During the dialogue, Power Watch Negros will again raise the issue of "power supply over contracting" among Electric Power Purchase Agreements (Eppa) allegedly by Ceneco and its power suppliers.
Also, the consumers group leader earlier requested for the revival of transparency meetings which was implemented during the rime of former Ceneco president Roy Cordova.
"It was stopped without prior notice," Sancho said.
Javellana pointed out that every president of the board has his own programs.
Though, the cooperative remains transparent even without the transparency meeting, he said.
"Ceneco Board is transparent, we are open to discussion on the concerns our consumers," the director added.
Ceneco caters to the largest number of electric consumers in the province, including cities of Bacolod, Bago, Talisay and Silay, and towns of Murcia and Salvador Benedicto.
Power Watch Negros has slammed the "one bill policy" implemented by Ceneco, citing its adverse effects to the lower income groups, including informal sectors.

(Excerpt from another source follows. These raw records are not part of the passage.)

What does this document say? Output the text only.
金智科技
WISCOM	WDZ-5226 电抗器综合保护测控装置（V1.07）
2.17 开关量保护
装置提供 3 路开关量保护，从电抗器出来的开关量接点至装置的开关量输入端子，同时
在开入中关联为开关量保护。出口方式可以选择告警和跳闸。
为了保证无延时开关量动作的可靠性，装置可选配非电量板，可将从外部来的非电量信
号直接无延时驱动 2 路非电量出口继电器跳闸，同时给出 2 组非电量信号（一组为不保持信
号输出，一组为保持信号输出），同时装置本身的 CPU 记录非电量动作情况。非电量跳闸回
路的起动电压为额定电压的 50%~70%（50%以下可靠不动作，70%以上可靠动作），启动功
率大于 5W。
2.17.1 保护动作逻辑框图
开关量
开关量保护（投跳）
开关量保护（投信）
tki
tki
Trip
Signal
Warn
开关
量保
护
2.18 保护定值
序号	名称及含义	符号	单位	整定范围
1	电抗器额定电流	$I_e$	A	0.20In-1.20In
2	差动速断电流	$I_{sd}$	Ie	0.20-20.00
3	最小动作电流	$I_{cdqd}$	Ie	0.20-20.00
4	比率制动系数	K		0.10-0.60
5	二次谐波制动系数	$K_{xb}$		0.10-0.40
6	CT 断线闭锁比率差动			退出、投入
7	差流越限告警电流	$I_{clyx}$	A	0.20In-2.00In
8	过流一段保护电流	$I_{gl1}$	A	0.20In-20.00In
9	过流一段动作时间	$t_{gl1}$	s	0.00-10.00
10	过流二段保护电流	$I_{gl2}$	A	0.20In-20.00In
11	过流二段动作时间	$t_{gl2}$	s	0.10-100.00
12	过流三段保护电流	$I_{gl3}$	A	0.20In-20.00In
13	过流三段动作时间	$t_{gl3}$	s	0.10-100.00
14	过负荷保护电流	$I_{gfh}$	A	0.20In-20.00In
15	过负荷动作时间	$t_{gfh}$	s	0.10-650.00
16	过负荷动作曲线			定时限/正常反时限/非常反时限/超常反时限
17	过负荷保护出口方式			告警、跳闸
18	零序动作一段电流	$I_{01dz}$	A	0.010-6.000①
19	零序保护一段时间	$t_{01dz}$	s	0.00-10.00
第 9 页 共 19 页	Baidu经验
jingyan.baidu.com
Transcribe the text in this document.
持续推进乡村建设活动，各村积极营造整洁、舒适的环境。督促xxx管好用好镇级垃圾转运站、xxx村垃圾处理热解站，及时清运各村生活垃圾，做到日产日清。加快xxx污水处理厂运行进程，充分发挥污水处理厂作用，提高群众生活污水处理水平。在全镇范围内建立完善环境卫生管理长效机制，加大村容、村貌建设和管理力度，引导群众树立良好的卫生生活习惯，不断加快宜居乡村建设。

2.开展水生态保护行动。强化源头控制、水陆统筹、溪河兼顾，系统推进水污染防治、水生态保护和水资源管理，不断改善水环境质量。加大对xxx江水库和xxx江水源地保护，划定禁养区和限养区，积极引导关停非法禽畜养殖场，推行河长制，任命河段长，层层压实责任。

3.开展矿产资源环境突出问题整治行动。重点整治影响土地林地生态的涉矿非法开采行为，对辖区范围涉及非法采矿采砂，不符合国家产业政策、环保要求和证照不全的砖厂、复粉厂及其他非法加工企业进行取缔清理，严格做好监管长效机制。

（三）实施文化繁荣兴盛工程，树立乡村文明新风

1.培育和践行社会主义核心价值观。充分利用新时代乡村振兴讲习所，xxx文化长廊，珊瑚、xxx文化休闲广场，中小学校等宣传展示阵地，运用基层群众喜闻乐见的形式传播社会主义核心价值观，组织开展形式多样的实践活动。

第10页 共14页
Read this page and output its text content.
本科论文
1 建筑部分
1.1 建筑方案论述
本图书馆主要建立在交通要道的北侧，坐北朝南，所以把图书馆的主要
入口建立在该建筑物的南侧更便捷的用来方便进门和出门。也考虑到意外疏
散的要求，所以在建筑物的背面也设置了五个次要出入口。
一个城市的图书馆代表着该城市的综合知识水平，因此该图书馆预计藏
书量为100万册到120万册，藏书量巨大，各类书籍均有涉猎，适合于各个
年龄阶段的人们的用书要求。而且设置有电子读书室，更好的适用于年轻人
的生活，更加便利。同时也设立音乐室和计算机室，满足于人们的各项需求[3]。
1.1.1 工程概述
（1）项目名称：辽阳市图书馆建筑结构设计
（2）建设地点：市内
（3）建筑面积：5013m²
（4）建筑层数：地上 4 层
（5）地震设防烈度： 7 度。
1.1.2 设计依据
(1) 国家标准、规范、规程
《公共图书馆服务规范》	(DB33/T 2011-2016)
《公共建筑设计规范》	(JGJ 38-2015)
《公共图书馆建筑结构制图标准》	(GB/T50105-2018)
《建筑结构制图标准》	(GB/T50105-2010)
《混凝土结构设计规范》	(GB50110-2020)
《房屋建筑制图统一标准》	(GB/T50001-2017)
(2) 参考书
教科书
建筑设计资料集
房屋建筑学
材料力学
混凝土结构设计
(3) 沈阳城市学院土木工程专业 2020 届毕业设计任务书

Sancho, also the secretary general of General Alliance of Workers Associations (Gawa), said the move of the electric cooperative lacks sufficient consultation with member-consumers.
"It is untimely and inappropriate when consumers would suffer disconnection due to the policy during Christmas time," he added.
Javellana said if the consumers will not promptly pay their bills, like paying it the next month, the cooperative will also suffer.
"It has something to do with the viability of the utility," the director said, adding that "it was actually just a reminder since the policy has already been implemented not just on Christmas time."